Skippo eventually became the cul-de-sac of redemption, truth, repose and reunion. In a turn of events laced with pain, tears, regret and revelation, in Skippo was the truth found in an eventual turn which birthed a happily ever after.

== Production ==

=== Development ===
The pre-production and story development began in June 2023. It was originally titled Albeit.

=== Filming ===
Filmed in locations in Abuja, Federal Capital Territory and Nasarawa State, in October 2024.

=== Post-Production ===
Post-production took place in 2025.

== Music ==
The film score and sound design was done by Ochuko Justin Thomas and Lugard Peters Osheku.

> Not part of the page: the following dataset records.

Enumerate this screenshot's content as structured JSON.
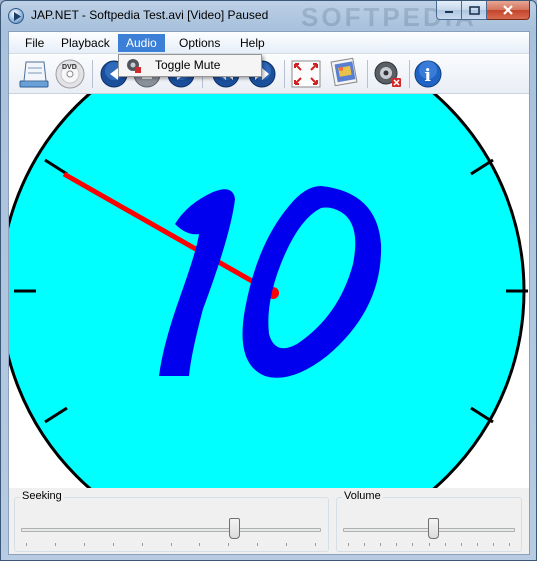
{
  "window": {
    "title": "JAP.NET - Softpedia Test.avi [Video] Paused",
    "watermark": "SOFTPEDIA",
    "controls": {
      "minimize": "minimize",
      "maximize": "maximize",
      "close": "close"
    }
  },
  "menu": {
    "items": [
      {
        "label": "File",
        "active": false
      },
      {
        "label": "Playback",
        "active": false
      },
      {
        "label": "Audio",
        "active": true
      },
      {
        "label": "Options",
        "active": false
      },
      {
        "label": "Help",
        "active": false
      }
    ],
    "dropdown": {
      "items": [
        {
          "label": "Toggle Mute",
          "icon": "mute-speaker-icon"
        }
      ]
    }
  },
  "toolbar": {
    "buttons": [
      {
        "name": "open-file-button",
        "icon": "open-file-icon"
      },
      {
        "name": "open-dvd-button",
        "icon": "dvd-icon",
        "text": "DVD"
      },
      {
        "name": "previous-button",
        "icon": "previous-icon"
      },
      {
        "name": "stop-button",
        "icon": "stop-icon"
      },
      {
        "name": "next-chapter-button",
        "icon": "next-chapter-icon"
      },
      {
        "name": "rewind-button",
        "icon": "rewind-icon"
      },
      {
        "name": "fast-forward-button",
        "icon": "fast-forward-icon"
      },
      {
        "name": "fullscreen-button",
        "icon": "fullscreen-icon"
      },
      {
        "name": "snapshot-button",
        "icon": "snapshot-icon"
      },
      {
        "name": "mute-button",
        "icon": "speaker-mute-icon"
      },
      {
        "name": "about-button",
        "icon": "info-icon",
        "text": "i"
      }
    ]
  },
  "video": {
    "frame_text": "10",
    "colors": {
      "dial": "#00ffff",
      "digits": "#0000ee",
      "hand": "#ff0000",
      "tick": "#000000"
    }
  },
  "seeking": {
    "label": "Seeking",
    "position": 0.72
  },
  "volume": {
    "label": "Volume",
    "level": 0.53
  },
  "colors": {
    "menu_highlight": "#3b7fd6",
    "close_button": "#c4452b",
    "frame_border": "#3b5878"
  }
}
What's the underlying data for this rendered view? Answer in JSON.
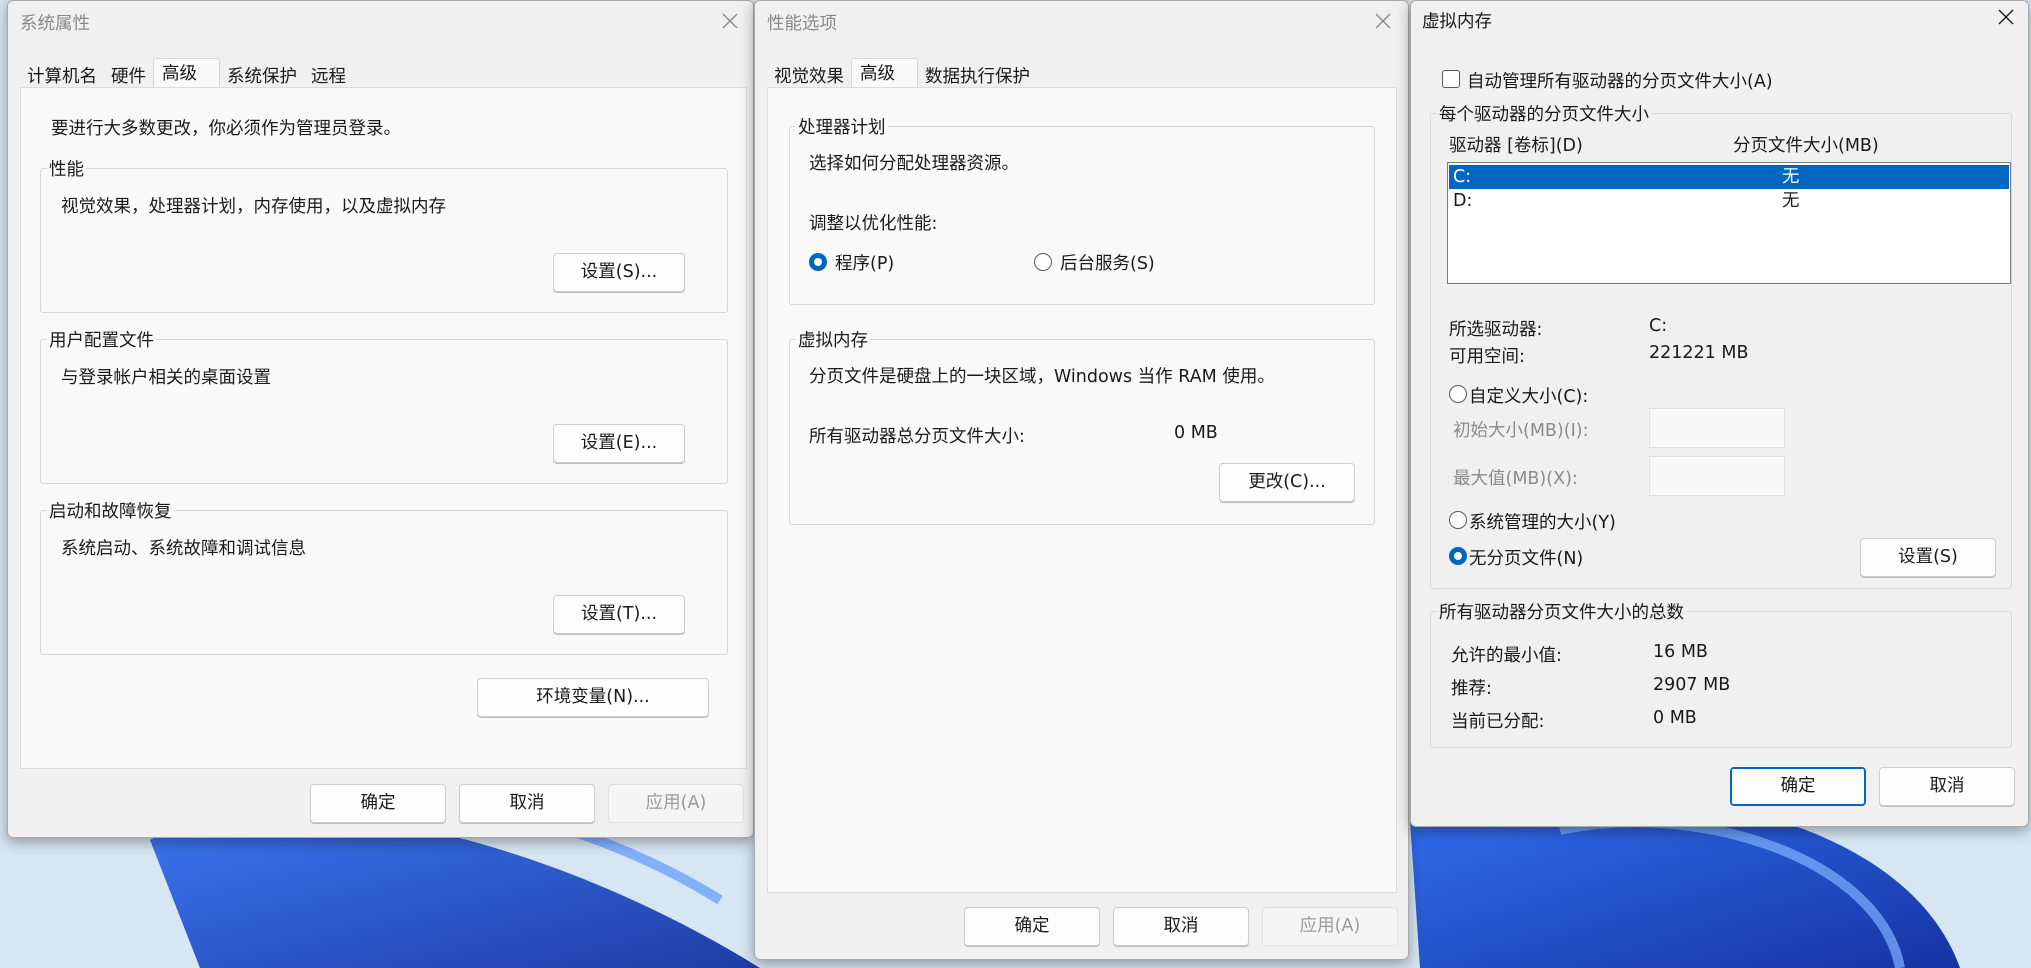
{
  "sys_props": {
    "title": "系统属性",
    "tabs": [
      "计算机名",
      "硬件",
      "高级",
      "系统保护",
      "远程"
    ],
    "admin_note": "要进行大多数更改，你必须作为管理员登录。",
    "performance": {
      "label": "性能",
      "desc": "视觉效果，处理器计划，内存使用，以及虚拟内存",
      "button": "设置(S)..."
    },
    "user_profiles": {
      "label": "用户配置文件",
      "desc": "与登录帐户相关的桌面设置",
      "button": "设置(E)..."
    },
    "startup": {
      "label": "启动和故障恢复",
      "desc": "系统启动、系统故障和调试信息",
      "button": "设置(T)..."
    },
    "env_button": "环境变量(N)...",
    "ok": "确定",
    "cancel": "取消",
    "apply": "应用(A)"
  },
  "perf_opts": {
    "title": "性能选项",
    "tabs": [
      "视觉效果",
      "高级",
      "数据执行保护"
    ],
    "scheduling": {
      "label": "处理器计划",
      "desc": "选择如何分配处理器资源。",
      "adjust": "调整以优化性能:",
      "programs": "程序(P)",
      "services": "后台服务(S)"
    },
    "virtual_memory": {
      "label": "虚拟内存",
      "desc": "分页文件是硬盘上的一块区域，Windows 当作 RAM 使用。",
      "total_label": "所有驱动器总分页文件大小:",
      "total_value": "0 MB",
      "change_button": "更改(C)..."
    },
    "ok": "确定",
    "cancel": "取消",
    "apply": "应用(A)"
  },
  "vmem": {
    "title": "虚拟内存",
    "auto_manage": "自动管理所有驱动器的分页文件大小(A)",
    "per_drive_label": "每个驱动器的分页文件大小",
    "col_drive": "驱动器 [卷标](D)",
    "col_size": "分页文件大小(MB)",
    "drives": [
      {
        "drive": "C:",
        "size": "无"
      },
      {
        "drive": "D:",
        "size": "无"
      }
    ],
    "selected_drive_label": "所选驱动器:",
    "selected_drive_value": "C:",
    "free_space_label": "可用空间:",
    "free_space_value": "221221 MB",
    "custom_size": "自定义大小(C):",
    "initial_size": "初始大小(MB)(I):",
    "max_size": "最大值(MB)(X):",
    "system_managed": "系统管理的大小(Y)",
    "no_paging": "无分页文件(N)",
    "set_button": "设置(S)",
    "totals_label": "所有驱动器分页文件大小的总数",
    "min_allowed_label": "允许的最小值:",
    "min_allowed_value": "16 MB",
    "recommended_label": "推荐:",
    "recommended_value": "2907 MB",
    "allocated_label": "当前已分配:",
    "allocated_value": "0 MB",
    "ok": "确定",
    "cancel": "取消"
  },
  "colors": {
    "accent": "#0067c0",
    "wallpaper_blue": "#1e50d8"
  }
}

Music title: Written By; Performed by; Music studio
"Money": Angel Christopher (AnjelSings); Angel Christopher (AnjelSings); Miki Studio (Soundit Entertainment)
"Would You be There"
"If no be You"
"Ewi": Adewole Titilayo Gloria (Layor Akewi); Adewole Titilayo Gloria (Layor Akewi); AK Studio
"Abide with Me": Henry Francis Lyte; Frank De Tenor; Tor studios
"Now Thank We All Our God" (hymn): Martin Rinkart Catherine Winkworth
"It Is Well" hymn (saxophone): Horatio Gates Spafford; CalebSax
"Ise n ise ori": Apostle Debo Ojubiyi; Bimbo Idemeto
"Nibiti a ti n pe eni de": Evan Idiagbonya
"Gbahara": Enyichukwu Offia; Chinma Umeh
"Master, The Tempest is Raging" (hymn): Mary Ann Baker

== Release ==
Nini premiered on September 28, 2025, in Abuja. The film was distributed and released in Nigeria by Tribe Nation Theatrical Distribution on October 3, 2025, in 74 cinemas.